Poetry 1 Close Rdg Essay

3 comments:

  1. I really enjoyed the poem "The Giraffe" by Nikolai Gumilev. I also thought you did a wonderful job at describing the tone changes in the poem and how that affects poem as a whole. I followed the poem very well because of the tone changes. I enjoyed how at the end, after comparing this person who is imprisoned and withering away to a beautiful giraffe, the speaker takes on a more caring tone and tries to now comfort the other person with the story. I also thought that it was interesting how one story can have multiple ways to be used. For example, in the beginning when it is comparing the other person to a, "harmonious" (7) and long-legged giraffe to a comforting story that begins with a soothing, "Listen . . ." (29).

    ReplyDelete
  2. I personally greatly enjoyed the poem "The Giraffe" by Nikolai Gumilev. I also thought you did a wonderful job at describing the tone changes in the poem and how that affects poem as a whole. Tone was a major factor in how the novel I read was perceived as well. I followed the poem very well because of the tone changes. I enjoyed how at the end, after comparing this person who is imprisoned and withering away to a beautiful giraffe, the speaker takes on a more caring tone and tries to now comfort the other person with the story. The comparison between the person and the giraffe is also a wonderful way to engage the reader and really depict what the emotions are in the scene. I also thought that it was interesting how one story can have multiple ways to be used. For example, in the beginning when it is comparing the other person to a, "harmonious" (7) and long-legged giraffe to a comforting story that begins with a soothing, "Listen . . ." (29). The use of the same story twice, gives the poem depth and makes the reader consider all options that Gumilev was taking into consideration.

    ReplyDelete
  3. After reading the poem “The Giraffe”, my own conceptual analysis was that the narrator was speaking to a loved one who was “forlorn” and depressed. One who had seen much sorrow, whose life had been filled with rain—and all the archetypal sadness that corresponds. The narrator’s purpose is originally to bring hope to their loved one by describing the goodness in life—primarily the majestic nature of a giraffe—but is ultimately unsuccessful because the person’s sadness runs too deep. In your analysis, it states that the author’s goal was to “present how visualization can improve one’s mentality” (Shea), however, it appears in this poem that the opposite is the case. Perhaps there are some circumstances where depression and struggle cannot be overcome.
    In this poem, not even a beautiful giraffe, whose “proportions are harmonious” and with which “nothing dares compare” is able to suspend this loved one’s forlorn feelings or prevent the rain.
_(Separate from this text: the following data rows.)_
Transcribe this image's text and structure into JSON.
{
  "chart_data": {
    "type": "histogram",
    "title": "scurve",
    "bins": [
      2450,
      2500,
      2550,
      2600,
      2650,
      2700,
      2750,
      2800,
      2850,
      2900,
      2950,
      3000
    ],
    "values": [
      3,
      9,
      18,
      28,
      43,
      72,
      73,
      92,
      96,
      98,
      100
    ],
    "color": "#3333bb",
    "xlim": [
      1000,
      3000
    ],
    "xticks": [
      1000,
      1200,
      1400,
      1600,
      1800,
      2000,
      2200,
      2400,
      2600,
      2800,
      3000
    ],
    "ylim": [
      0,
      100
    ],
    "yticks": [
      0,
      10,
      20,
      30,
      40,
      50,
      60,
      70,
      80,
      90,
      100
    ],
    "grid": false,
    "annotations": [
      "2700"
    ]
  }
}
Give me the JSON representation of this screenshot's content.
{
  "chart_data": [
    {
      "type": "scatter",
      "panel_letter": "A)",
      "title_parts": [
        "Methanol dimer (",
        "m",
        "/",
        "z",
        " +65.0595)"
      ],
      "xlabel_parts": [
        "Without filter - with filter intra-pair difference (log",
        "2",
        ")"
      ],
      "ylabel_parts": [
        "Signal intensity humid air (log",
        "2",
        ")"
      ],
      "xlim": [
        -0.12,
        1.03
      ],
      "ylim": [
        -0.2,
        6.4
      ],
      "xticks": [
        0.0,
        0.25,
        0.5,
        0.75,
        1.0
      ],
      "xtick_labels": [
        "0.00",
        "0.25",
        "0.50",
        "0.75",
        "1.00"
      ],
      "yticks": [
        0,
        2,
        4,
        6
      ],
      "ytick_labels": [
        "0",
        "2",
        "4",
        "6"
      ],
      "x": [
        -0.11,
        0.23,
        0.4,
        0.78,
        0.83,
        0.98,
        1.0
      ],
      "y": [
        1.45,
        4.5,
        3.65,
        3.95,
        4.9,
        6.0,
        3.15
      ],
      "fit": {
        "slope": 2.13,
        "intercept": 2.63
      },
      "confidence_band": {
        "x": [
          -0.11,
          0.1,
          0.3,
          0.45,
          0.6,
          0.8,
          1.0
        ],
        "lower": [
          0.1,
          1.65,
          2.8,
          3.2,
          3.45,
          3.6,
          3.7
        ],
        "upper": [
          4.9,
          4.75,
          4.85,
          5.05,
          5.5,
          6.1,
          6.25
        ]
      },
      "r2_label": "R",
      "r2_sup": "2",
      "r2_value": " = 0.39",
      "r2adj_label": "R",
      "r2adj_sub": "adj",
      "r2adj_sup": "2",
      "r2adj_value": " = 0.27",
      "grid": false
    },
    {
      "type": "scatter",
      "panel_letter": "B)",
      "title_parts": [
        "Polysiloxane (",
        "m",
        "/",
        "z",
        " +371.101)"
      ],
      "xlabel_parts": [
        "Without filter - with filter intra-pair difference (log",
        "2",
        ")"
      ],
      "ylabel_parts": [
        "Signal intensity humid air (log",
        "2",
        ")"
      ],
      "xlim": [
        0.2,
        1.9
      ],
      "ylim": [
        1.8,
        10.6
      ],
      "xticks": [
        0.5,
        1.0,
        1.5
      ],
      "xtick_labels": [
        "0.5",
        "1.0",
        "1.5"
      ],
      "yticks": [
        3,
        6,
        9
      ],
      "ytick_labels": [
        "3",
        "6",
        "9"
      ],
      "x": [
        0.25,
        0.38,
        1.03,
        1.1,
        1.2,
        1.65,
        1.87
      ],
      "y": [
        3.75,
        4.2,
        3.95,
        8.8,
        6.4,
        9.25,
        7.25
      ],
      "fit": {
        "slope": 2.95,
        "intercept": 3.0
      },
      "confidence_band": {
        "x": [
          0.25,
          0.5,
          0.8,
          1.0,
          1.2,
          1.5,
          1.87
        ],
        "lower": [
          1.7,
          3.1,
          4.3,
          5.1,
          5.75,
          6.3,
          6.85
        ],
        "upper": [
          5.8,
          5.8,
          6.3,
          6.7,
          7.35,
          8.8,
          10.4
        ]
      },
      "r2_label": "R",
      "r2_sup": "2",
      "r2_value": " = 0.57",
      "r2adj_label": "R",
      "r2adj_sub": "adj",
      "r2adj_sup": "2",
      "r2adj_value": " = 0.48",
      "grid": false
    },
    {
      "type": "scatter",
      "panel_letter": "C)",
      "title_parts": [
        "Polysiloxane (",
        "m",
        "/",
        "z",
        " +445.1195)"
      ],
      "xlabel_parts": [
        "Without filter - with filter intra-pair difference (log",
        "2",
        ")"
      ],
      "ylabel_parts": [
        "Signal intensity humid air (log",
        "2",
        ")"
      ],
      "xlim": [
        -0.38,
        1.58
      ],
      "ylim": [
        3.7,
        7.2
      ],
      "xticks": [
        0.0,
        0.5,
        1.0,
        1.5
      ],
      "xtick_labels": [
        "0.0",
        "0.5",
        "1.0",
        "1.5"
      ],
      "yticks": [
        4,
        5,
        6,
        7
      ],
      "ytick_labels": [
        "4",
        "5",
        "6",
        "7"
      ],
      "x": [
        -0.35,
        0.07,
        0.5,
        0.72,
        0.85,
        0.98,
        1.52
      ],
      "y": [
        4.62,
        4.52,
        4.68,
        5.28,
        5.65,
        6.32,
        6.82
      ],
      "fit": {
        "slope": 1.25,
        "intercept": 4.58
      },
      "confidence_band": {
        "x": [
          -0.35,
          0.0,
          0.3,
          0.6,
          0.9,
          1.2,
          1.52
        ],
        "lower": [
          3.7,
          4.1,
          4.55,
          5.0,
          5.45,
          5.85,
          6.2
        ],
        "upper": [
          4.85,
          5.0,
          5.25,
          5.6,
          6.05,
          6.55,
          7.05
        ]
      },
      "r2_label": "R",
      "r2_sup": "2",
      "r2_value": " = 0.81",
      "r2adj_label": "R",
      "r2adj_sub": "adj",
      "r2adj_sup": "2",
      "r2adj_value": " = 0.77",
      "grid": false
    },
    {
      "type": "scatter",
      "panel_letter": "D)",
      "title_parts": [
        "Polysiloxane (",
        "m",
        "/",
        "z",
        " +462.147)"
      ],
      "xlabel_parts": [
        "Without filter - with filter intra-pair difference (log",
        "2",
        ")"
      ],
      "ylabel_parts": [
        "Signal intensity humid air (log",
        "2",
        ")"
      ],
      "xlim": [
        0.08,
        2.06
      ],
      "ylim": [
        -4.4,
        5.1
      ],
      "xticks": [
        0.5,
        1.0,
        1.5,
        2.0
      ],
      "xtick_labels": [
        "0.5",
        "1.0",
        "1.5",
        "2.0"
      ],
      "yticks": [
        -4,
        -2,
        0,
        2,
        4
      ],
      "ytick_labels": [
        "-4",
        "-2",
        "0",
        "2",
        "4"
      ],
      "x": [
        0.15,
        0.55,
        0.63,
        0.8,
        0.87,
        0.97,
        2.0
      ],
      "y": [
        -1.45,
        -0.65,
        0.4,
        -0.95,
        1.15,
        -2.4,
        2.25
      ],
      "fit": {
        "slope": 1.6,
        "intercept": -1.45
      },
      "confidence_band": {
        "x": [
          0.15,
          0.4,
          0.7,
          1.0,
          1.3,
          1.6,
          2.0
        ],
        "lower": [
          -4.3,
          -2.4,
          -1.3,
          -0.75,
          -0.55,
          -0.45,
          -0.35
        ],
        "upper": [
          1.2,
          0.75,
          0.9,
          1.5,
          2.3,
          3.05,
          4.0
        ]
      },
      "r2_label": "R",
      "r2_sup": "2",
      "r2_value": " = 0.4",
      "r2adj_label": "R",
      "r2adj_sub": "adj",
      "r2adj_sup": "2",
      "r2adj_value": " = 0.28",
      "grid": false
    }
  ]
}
Near the end of the poem, the narrator reiterates that their loved one “will believe in nothing”—in spite of the narrator’s grand efforts to reverse that attitude. The statement, therefore, that the author shows that “visualization can improve one’s mentality” (Shea) cannot be true. This solemn poem instead expresses the emptiness and hopelessness that sometimes accompanies the refined beauty in life.